Buyout Firms Score Big As Wall Street Banks Regain Loan Market Share
Companies are ditching private lenders for cheaper rates and looser terms from traditional banks.
This year, a whopping $16 billion in loans have moved from private credit funds to public markets like syndicated loans and bonds. Companies like Thryv Holdings and Encora Digital are taking advantage of the current market to lock in lower interest rates and shed stricter debt restrictions.
Why the Shift?
- Lower Rates: Public markets are offering cheaper loans than private lenders, allowing companies to save money.
- Looser Covenants: Publicly traded loans often have less restrictive terms compared to private credit deals.
- Market Conditions: Buoyant markets are making banks more comfortable offering riskier loans.
Wall Street Wins
This trend is a big win for Wall Street banks who are regaining a foothold in the high-yield loan market, a sector they were losing to private lenders in recent years. By offering competitive rates, banks are winning back business from companies like Wood Mackenzie and Ardonagh Group.

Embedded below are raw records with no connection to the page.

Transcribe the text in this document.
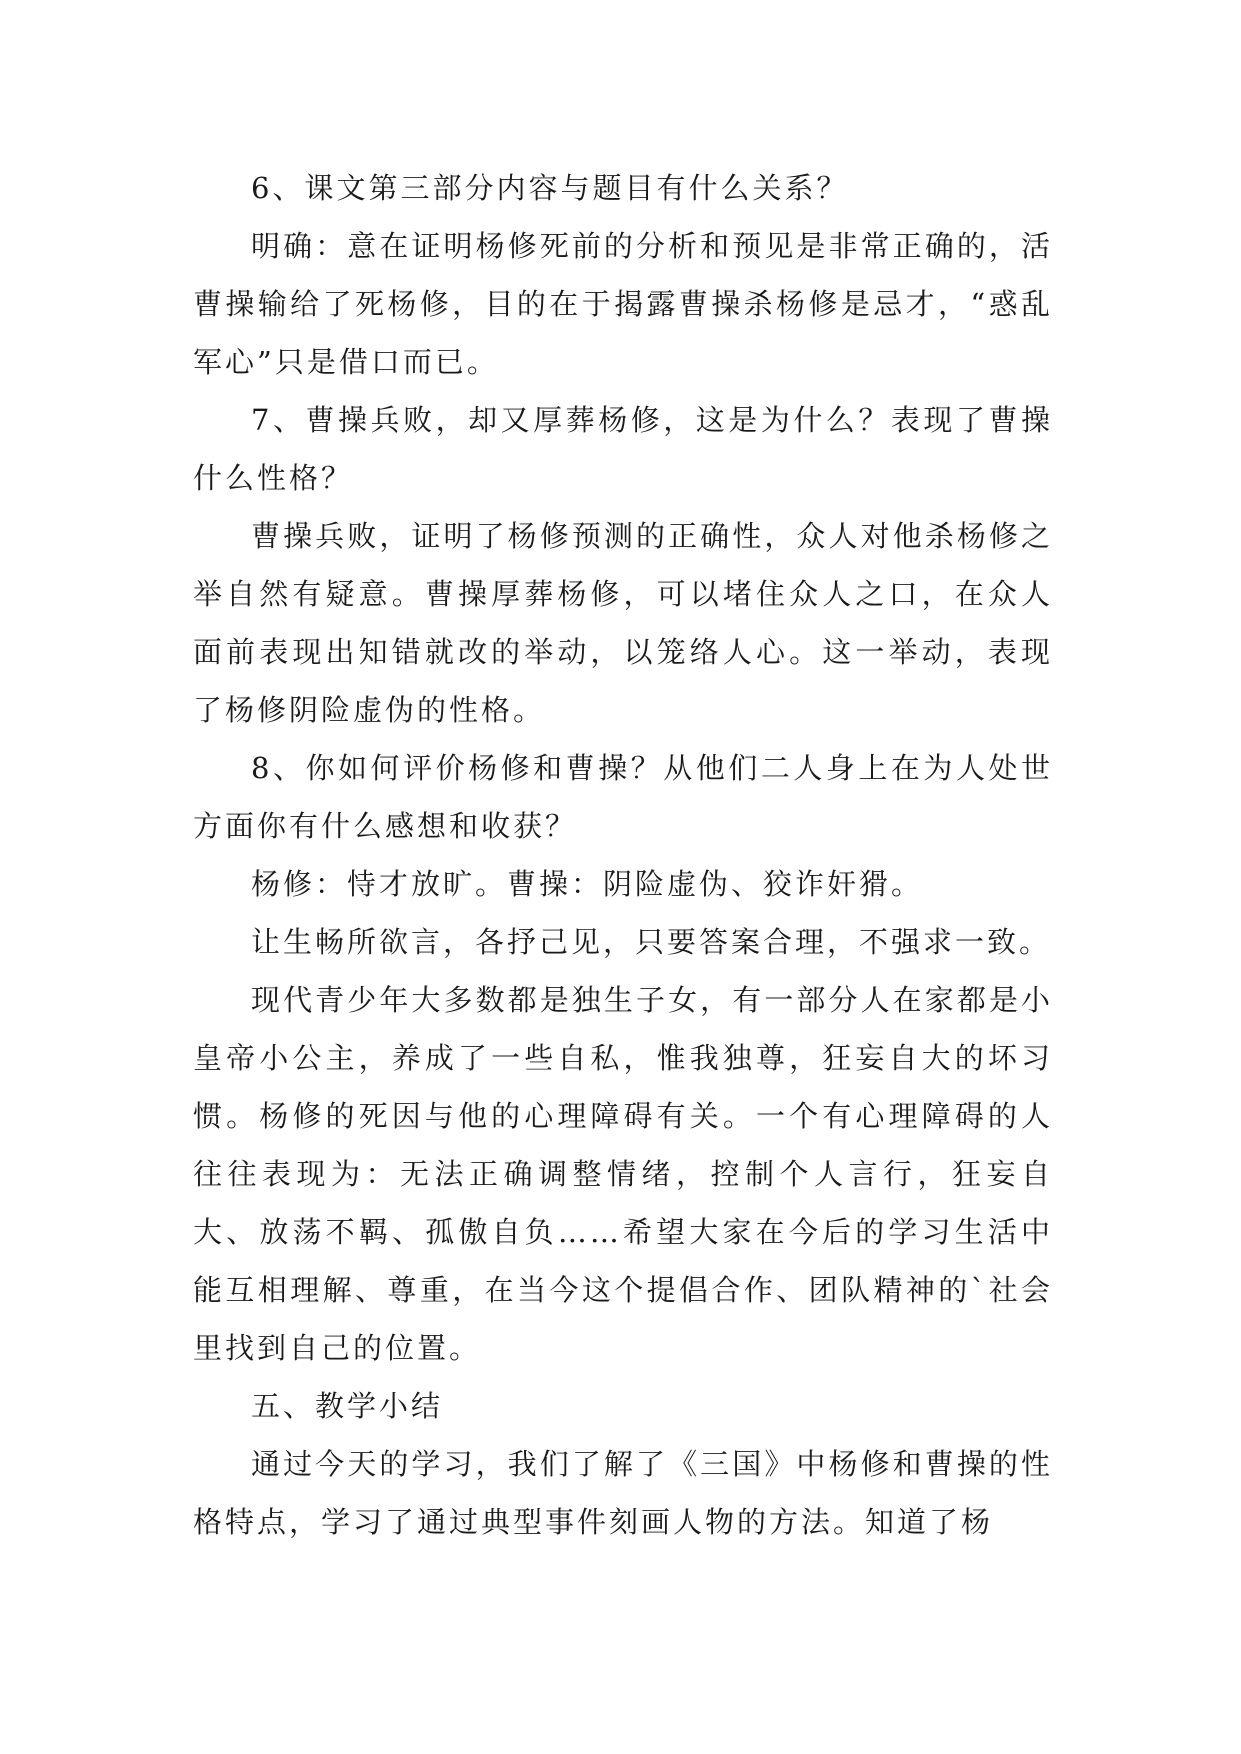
6、课文第三部分内容与题目有什么关系？

明确：意在证明杨修死前的分析和预见是非常正确的，活曹操输给了死杨修，目的在于揭露曹操杀杨修是忌才，“惑乱军心”只是借口而已。

7、曹操兵败，却又厚葬杨修，这是为什么？表现了曹操什么性格？

曹操兵败，证明了杨修预测的正确性，众人对他杀杨修之举自然有疑意。曹操厚葬杨修，可以堵住众人之口，在众人面前表现出知错就改的举动，以笼络人心。这一举动，表现了杨修阴险虚伪的性格。

8、你如何评价杨修和曹操？从他们二人身上在为人处世方面你有什么感想和收获？

杨修：恃才放旷。曹操：阴险虚伪、狡诈奸猾。

让生畅所欲言，各抒己见，只要答案合理，不强求一致。

现代青少年大多数都是独生子女，有一部分人在家都是小皇帝小公主，养成了一些自私，惟我独尊，狂妄自大的坏习惯。杨修的死因与他的心理障碍有关。一个有心理障碍的人往往表现为：无法正确调整情绪，控制个人言行，狂妄自大、放荡不羁、孤傲自负……希望大家在今后的学习生活中能互相理解、尊重，在当今这个提倡合作、团队精神的`社会里找到自己的位置。

五、教学小结

通过今天的学习，我们了解了《三国》中杨修和曹操的性格特点，学习了通过典型事件刻画人物的方法。知道了杨
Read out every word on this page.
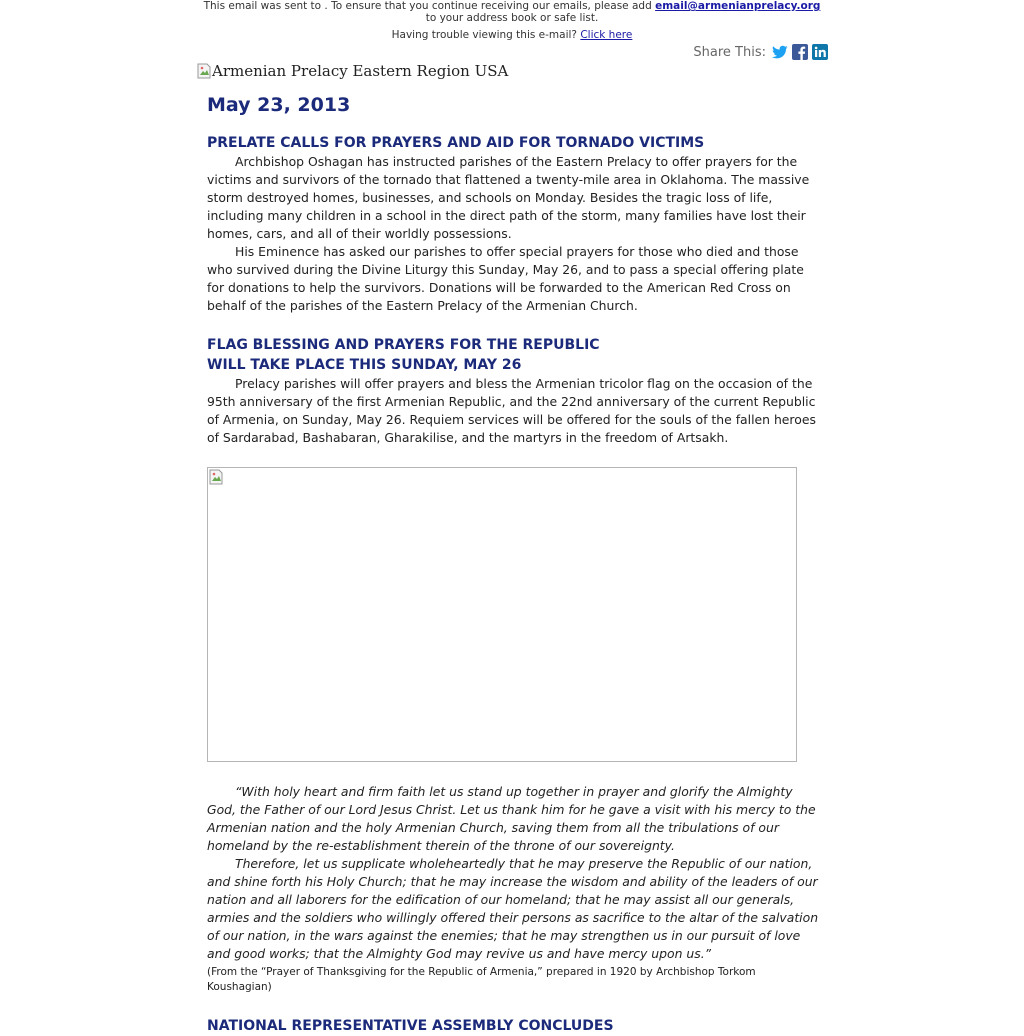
This email was sent to . To ensure that you continue receiving our emails, please add email@armenianprelacy.org to your address book or safe list.
Having trouble viewing this e-mail? Click here
Share This:
Armenian Prelacy Eastern Region USA
May 23, 2013
PRELATE CALLS FOR PRAYERS AND AID FOR TORNADO VICTIMS

Archbishop Oshagan has instructed parishes of the Eastern Prelacy to offer prayers for the victims and survivors of the tornado that flattened a twenty-mile area in Oklahoma. The massive storm destroyed homes, businesses, and schools on Monday. Besides the tragic loss of life, including many children in a school in the direct path of the storm, many families have lost their homes, cars, and all of their worldly possessions.

His Eminence has asked our parishes to offer special prayers for those who died and those who survived during the Divine Liturgy this Sunday, May 26, and to pass a special offering plate for donations to help the survivors. Donations will be forwarded to the American Red Cross on behalf of the parishes of the Eastern Prelacy of the Armenian Church.

FLAG BLESSING AND PRAYERS FOR THE REPUBLIC
WILL TAKE PLACE THIS SUNDAY, MAY 26

Prelacy parishes will offer prayers and bless the Armenian tricolor flag on the occasion of the 95th anniversary of the first Armenian Republic, and the 22nd anniversary of the current Republic of Armenia, on Sunday, May 26. Requiem services will be offered for the souls of the fallen heroes of Sardarabad, Bashabaran, Gharakilise, and the martyrs in the freedom of Artsakh.

“With holy heart and firm faith let us stand up together in prayer and glorify the Almighty God, the Father of our Lord Jesus Christ. Let us thank him for he gave a visit with his mercy to the Armenian nation and the holy Armenian Church, saving them from all the tribulations of our homeland by the re-establishment therein of the throne of our sovereignty.

Therefore, let us supplicate wholeheartedly that he may preserve the Republic of our nation, and shine forth his Holy Church; that he may increase the wisdom and ability of the leaders of our nation and all laborers for the edification of our homeland; that he may assist all our generals, armies and the soldiers who willingly offered their persons as sacrifice to the altar of the salvation of our nation, in the wars against the enemies; that he may strengthen us in our pursuit of love and good works; that the Almighty God may revive us and have mercy upon us.”

(From the “Prayer of Thanksgiving for the Republic of Armenia,” prepared in 1920 by Archbishop Torkom Koushagian)
NATIONAL REPRESENTATIVE ASSEMBLY CONCLUDES
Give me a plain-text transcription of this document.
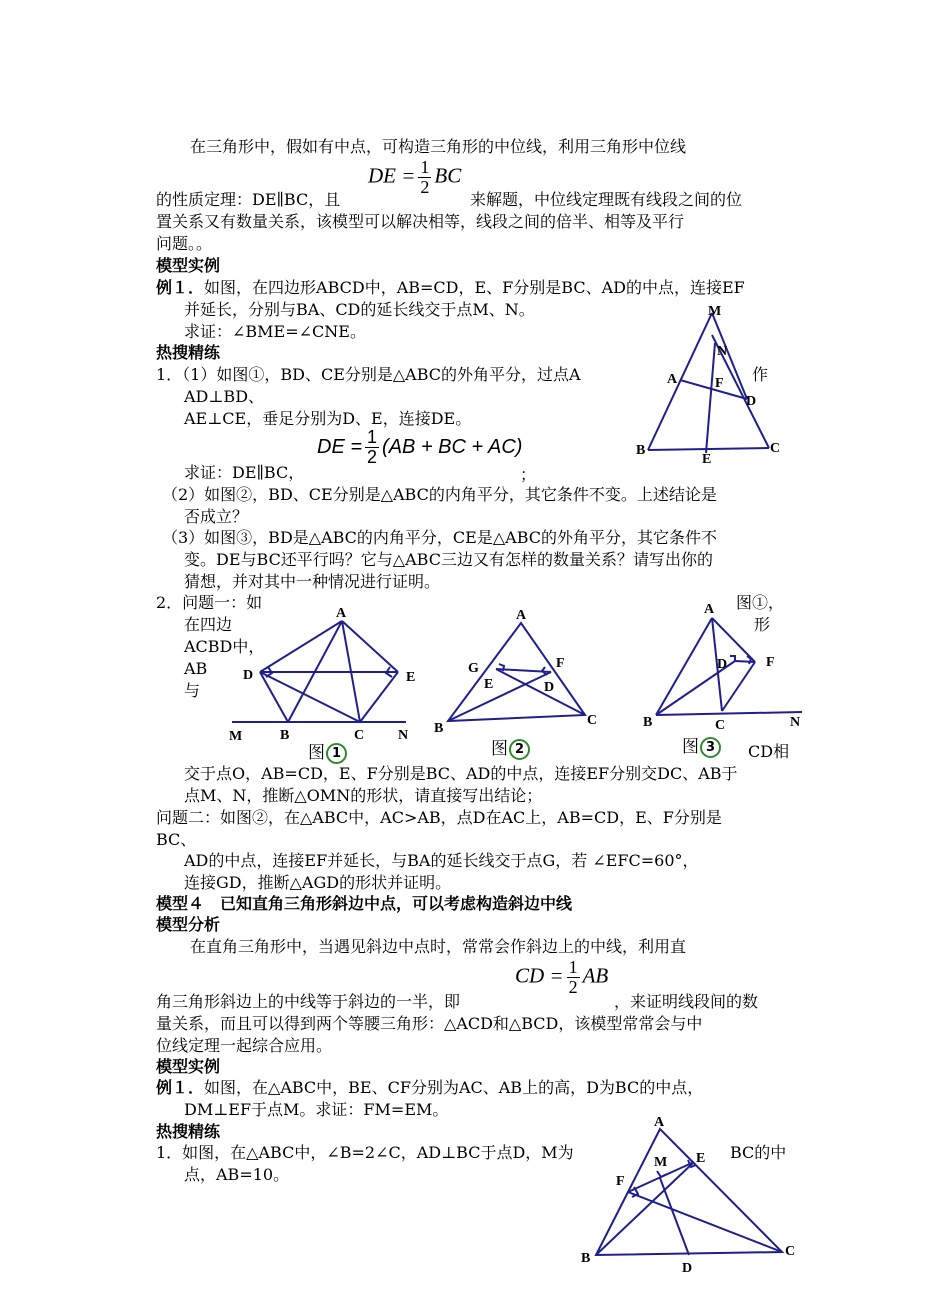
在三角形中，假如有中点，可构造三角形的中位线，利用三角形中位线
DE = $\frac{1}{2}$ BC
的性质定理：DE∥BC，且	来解题，中位线定理既有线段之间的位
置关系又有数量关系，该模型可以解决相等，线段之间的倍半、相等及平行
问题。。
模型实例
例１．如图，在四边形ABCD中，AB=CD，E、F分别是BC、AD的中点，连接EF
并延长，分别与BA、CD的延长线交于点M、N。
求证：∠BME=∠CNE。
M
N
A	F
D
B
E
C
热搜精练
1．（1）如图①，BD、CE分别是△ABC的外角平分，过点A	作
AD⊥BD、
AE⊥CE，垂足分别为D、E，连接DE。
DE = $\frac{1}{2} (AB$ + BC + AC)
求证：DE∥BC，	；
（2）如图②，BD、CE分别是△ABC的内角平分，其它条件不变。上述结论是
否成立？
（3）如图③，BD是△ABC的内角平分，CE是△ABC的外角平分，其它条件不
变。DE与BC还平行吗？它与△ABC三边又有怎样的数量关系？请写出你的
猜想，并对其中一种情况进行证明。
2．问题一：如
在四边
ACBD中，
AB
与
图①，
形
CD相
A
D	E
M	B	C N
图 1
A
G	F
E	D
B
C
图 2
A
D	F
B	C	N
图 3
交于点O，AB=CD，E、F分别是BC、AD的中点，连接EF分别交DC、AB于
点M、N，推断△OMN的形状，请直接写出结论；
问题二：如图②，在△ABC中，AC>AB，点D在AC上，AB=CD，E、F分别是
BC、
AD的中点，连接EF并延长，与BA的延长线交于点G，若 ∠EFC=60°，
连接GD，推断△AGD的形状并证明。
模型４　已知直角三角形斜边中点，可以考虑构造斜边中线
模型分析
在直角三角形中，当遇见斜边中点时，常常会作斜边上的中线，利用直
CD = $\frac{1}{2}$ AB
角三角形斜边上的中线等于斜边的一半，即	，来证明线段间的数
量关系，而且可以得到两个等腰三角形：△ACD和△BCD，该模型常常会与中
位线定理一起综合应用。
模型实例
例１．如图，在△ABC中，BE、CF分别为AC、AB上的高，D为BC的中点，
DM⊥EF于点M。求证：FM=EM。
热搜精练
1．如图，在△ABC中，∠B=2∠C，AD⊥BC于点D，M为	BC的中
点，AB=10。
A
M E
F
B	C
D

Private Lenders Fight Back
In response, private lenders are lowering their rates and offering sweeter deals. Traditionally, they charged a premium, but recent deals like Blackstone’s $250 million loan show a significant drop in pricing.
Who Benefits?
The real winners are buyout firms who are getting the best of both worlds: lower rates and more flexibility from lenders competing for their business. Companies like Thoma Bravo are leveraging this competition to secure better deals for their acquisitions.
The Downside
While this is positive for borrowers, some experts worry about potential risks. With increased competition, there’s a concern that lending standards may drop and investors could be exposed to riskier loans.